Open Source : de la révolution à la maturité

Interview de Boris Auché, Directeur du développement Open Source, Bull Services

Boris Auché est responsable du développement de l'offre de services Open Source de Bull Services et intervient auprès de clients en conseil amont. Elu en 2007 administrateur et Vice Président de la FNILL (1), Boris a une implication de longue date dans l'Open Source, les SS2L (2) et les communautés. Boris est également responsable de la section Open Source de Standarmedia.com, site de l'AFNOR (3).

Cette année, les mouvements se sont multipliés autour de l'Open Source : développement des usages, rachat d'acteurs Open Source par de grands acteurs du monde informatique, etc. Pourquoi ?
En matière de mise sur le marché et d’adoption, l’Open Source répond aux mêmes règles que n’importe quel produit, n’importe quelle offre. Cette compréhension du phénomène Open Source et l’analyse de son impact, ont conduit Bull, le premier, à engager un travail de structuration de son offre, sous le label Libre Energie™. Nous avons mis en place des actions de veille, de promotion et de vente, en ligne avec la maturité et la pénétration de l’Open Source sur le marché.
Les mouvements de cette année autour de l’Open Source sont la preuve de la justesse de notre analyse du phénomène. L'utilisation de l’Open Source se généralise, passant de la sphère limitée des innovateurs à celle, beaucoup plus large, du plus grand nombre. Ce que les analystes appellent le 'mainstream'.

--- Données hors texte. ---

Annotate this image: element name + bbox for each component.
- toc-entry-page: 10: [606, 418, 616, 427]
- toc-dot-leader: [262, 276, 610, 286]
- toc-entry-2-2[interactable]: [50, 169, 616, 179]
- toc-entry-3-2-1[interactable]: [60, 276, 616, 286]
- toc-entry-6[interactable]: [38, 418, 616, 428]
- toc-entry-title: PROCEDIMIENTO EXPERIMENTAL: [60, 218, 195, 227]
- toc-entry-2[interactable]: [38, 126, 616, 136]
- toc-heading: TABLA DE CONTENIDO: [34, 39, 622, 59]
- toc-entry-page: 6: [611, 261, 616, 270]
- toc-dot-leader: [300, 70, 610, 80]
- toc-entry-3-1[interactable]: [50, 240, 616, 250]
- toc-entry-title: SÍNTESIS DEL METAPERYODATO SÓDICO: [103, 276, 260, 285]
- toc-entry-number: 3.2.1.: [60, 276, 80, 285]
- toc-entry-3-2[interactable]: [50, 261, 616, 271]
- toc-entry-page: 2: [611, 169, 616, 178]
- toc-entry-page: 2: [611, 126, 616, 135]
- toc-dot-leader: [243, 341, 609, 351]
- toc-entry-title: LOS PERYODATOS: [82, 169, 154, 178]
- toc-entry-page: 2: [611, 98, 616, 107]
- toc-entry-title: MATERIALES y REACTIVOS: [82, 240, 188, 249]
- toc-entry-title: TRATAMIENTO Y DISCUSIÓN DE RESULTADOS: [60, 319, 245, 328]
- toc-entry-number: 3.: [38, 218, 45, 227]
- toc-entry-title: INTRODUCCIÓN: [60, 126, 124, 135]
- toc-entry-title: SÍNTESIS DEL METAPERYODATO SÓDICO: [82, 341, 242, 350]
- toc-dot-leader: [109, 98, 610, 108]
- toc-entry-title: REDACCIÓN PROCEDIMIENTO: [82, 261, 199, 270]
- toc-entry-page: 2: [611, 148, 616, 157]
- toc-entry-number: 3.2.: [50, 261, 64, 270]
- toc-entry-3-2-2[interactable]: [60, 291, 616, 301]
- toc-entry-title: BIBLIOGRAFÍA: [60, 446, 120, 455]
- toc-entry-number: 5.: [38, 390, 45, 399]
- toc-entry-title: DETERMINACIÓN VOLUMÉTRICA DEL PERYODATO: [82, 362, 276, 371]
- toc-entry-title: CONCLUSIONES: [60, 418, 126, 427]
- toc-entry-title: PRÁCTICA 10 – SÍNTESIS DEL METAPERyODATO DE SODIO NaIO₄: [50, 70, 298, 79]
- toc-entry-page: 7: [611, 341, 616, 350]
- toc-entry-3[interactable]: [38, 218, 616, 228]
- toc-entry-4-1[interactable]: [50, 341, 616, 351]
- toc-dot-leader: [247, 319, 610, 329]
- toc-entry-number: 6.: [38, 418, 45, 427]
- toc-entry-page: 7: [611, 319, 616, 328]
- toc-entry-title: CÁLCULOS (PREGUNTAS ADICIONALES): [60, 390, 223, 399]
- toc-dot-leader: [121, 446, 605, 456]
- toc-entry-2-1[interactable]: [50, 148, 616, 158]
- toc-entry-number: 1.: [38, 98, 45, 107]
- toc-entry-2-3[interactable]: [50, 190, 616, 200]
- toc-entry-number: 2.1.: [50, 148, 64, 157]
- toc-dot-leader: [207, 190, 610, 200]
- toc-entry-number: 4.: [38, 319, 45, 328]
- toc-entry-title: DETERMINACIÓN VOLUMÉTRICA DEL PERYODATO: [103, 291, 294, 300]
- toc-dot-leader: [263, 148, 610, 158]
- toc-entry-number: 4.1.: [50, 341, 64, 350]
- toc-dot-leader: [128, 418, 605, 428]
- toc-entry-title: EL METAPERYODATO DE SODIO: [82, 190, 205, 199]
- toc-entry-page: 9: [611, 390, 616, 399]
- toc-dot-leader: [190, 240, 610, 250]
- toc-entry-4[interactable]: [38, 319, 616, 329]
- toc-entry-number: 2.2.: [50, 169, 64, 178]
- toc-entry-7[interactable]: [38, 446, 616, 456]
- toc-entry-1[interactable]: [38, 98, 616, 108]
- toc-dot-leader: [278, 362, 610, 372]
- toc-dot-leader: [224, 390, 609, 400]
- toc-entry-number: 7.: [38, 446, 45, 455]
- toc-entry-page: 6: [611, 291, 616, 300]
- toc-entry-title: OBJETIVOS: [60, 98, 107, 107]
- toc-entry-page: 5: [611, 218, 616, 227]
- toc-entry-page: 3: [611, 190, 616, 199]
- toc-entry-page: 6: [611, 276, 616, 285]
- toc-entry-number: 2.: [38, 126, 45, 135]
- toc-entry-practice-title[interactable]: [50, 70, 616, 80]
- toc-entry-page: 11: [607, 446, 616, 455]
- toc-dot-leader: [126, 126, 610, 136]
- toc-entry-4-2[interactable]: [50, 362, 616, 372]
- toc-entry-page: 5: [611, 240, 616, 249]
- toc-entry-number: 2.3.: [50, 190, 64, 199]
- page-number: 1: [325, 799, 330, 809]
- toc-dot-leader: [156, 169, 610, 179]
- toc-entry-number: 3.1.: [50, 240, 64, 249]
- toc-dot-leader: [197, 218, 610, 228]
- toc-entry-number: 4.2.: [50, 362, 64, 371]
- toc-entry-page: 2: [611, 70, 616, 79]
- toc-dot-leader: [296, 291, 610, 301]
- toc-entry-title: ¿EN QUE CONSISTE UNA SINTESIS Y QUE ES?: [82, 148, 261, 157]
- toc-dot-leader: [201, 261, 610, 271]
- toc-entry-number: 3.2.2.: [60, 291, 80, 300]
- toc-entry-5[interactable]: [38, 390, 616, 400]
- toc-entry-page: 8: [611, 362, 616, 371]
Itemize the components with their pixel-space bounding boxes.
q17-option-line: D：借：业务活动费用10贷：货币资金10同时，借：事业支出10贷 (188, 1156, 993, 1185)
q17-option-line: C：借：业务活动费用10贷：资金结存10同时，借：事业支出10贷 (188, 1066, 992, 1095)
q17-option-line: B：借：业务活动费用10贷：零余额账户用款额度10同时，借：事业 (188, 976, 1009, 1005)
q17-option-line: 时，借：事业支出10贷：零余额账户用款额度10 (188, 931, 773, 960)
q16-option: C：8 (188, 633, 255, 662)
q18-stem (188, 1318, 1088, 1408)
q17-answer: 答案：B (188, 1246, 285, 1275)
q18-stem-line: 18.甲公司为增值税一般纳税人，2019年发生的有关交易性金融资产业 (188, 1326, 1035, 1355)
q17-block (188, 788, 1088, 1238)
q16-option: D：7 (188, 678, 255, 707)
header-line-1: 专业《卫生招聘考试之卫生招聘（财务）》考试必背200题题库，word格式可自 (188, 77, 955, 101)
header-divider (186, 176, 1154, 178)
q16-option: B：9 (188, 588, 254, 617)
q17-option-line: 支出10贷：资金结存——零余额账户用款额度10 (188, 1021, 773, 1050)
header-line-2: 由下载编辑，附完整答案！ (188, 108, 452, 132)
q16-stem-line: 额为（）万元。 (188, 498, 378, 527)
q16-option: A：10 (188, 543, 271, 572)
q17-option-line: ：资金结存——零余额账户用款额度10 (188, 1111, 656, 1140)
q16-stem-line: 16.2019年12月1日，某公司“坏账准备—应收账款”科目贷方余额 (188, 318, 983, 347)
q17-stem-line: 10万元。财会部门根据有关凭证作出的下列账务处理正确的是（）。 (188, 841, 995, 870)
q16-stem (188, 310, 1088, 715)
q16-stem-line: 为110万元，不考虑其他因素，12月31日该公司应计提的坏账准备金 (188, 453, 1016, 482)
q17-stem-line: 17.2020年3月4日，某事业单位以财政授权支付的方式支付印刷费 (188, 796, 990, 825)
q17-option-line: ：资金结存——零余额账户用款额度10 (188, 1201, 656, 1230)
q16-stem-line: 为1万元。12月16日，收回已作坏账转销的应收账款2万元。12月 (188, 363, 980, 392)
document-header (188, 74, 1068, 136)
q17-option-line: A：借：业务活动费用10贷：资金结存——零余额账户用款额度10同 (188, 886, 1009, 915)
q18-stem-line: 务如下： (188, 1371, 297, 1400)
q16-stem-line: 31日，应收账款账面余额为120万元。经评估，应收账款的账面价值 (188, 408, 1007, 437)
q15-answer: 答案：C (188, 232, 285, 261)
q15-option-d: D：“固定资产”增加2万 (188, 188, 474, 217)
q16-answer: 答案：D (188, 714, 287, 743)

La phase d'évangélisation sur l'Open Source touche à sa fin. Nous passons maintenant à la généralisation. Nous n'en sommes plus à devoir expliquer comment l'Open Source permet d'innover, combien son emploi réduit les coûts... Ce que demandent maintenant les utilisateurs est concret : comment l’utiliser, quels usages ? Nous sommes passés d’un modèle technique de « comment ça marche » à un modèle d’usage de type « à quoi ça sert ».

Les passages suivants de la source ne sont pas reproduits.